Each Log operation contains a key-value pair and a timestamp. The key of a key-value pair must be String, and the value can be of any type.

• Reference-SPAN Relationships

Zero or more related spans. References are established between spans using SpanContext.

• SpanContext – Refer to other causally related spans via SpanContext.

OpenTracing currently defines two types of references: ChildOf and FollowsFrom. Both reference types specifically simulate direct causality between child and parent spans.

The parent Span in a ChildOf relationship waits for the child Span to return. The execution time of the child Span affects the execution time of its parent Span. The parent Span depends on the execution result of the child Span. In addition to serial tasks, there are many parallel tasks in our logic that correspond to parallel spans, in which case a parent Span can merge all child spans and wait for all parallel child spans to finish. In distributed applications, some upstream systems do not depend in any way on the execution results of the downstream system, for example, the upstream system sends messages to the downstream system through message queues.

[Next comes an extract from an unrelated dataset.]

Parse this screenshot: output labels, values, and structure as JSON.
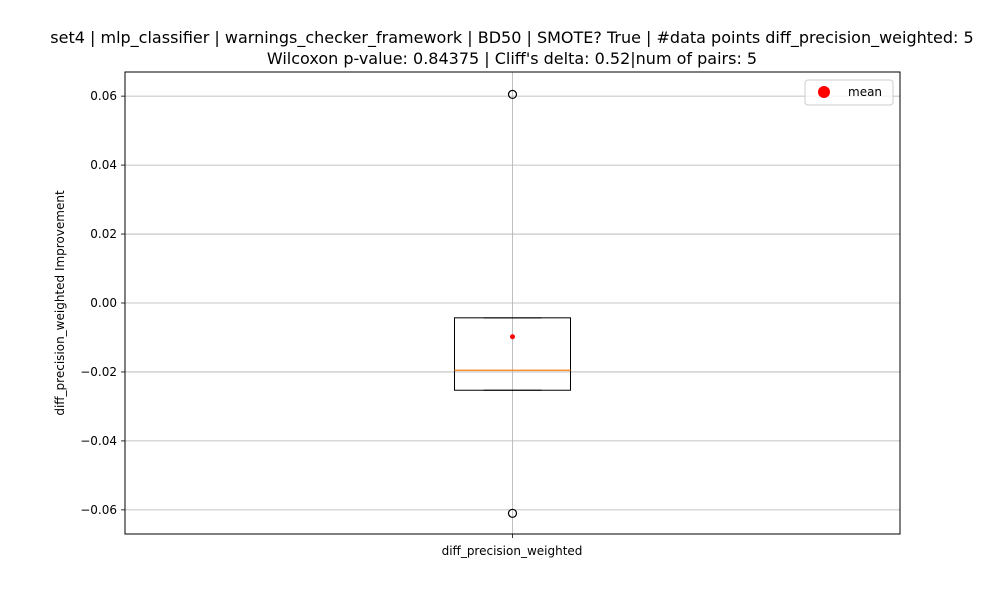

In this case, the relationship between the child Span of the downstream system and the parent Span of the upstream system is FollowsFrom.

The data model

After understanding the terminology, we can see that there are three key and interconnected types in the OpenTracing specification: Tracer, Span, and SpanContext. The technical model of OpenTracing becomes clear: The Trace call chain is implicitly defined by the Span belonging to the call chain. Each call is called a Span, and each Span is accompanied by a global TraceId. The Trace call chain can be thought of as a directed acyclic graph (DAG graph) consisting of multiple spans, in which the spans are connected head to tail in a Trace. TraceID and related contents follow the Span “path” in sequence through the transport protocol using SpanContext as the carrier. The above can be regarded as the whole process of a client request in a distributed application. In addition to the DAG diagram from the business perspective, in order to better display the information of component invocation time and sequence relationship, we also tried to better display the Trace invocation chain based on the timing diagram of the time axis.

Best practices

• Application code

Developers can use OpenTracing to describe cause and effect relationships between services and add fine-grained logging information.

• library code

Libraries that take intermediate control of requests can be integrated with OpenTracing, for example, a Web middleware library can use OpenTracing to create spans for requests, or an ORM library can use OpenTracing to describe high-level ORM semantics and perform specific SQL queries.

• RPC/IPC framework

Any cross-process subservice can use OpenTracing to standardize the format of trace data.

Related products

Products that follow the OpenTracing protocol include tracking components such as Jaeger, Zipkin, LightStep, and AppDash, and can be easily integrated into open source frameworks such as gRPC, Flask, Django, and Go-Kit.

OpenCensus

Across the observable spectrum, in order to better implement DevOps, in addition to distributed Trace tracking, operations personnel are starting to focus on Log and Metrics. Metrics Monitors machine indicators such as CPU, memory, hard disk, and network, network protocol indicators such as gRPC request delay and error rate, and service indicators such as the number of users and access numbers.

OpenCensus provides uniform measurement tools: capture and track Span across services, application level Metrics.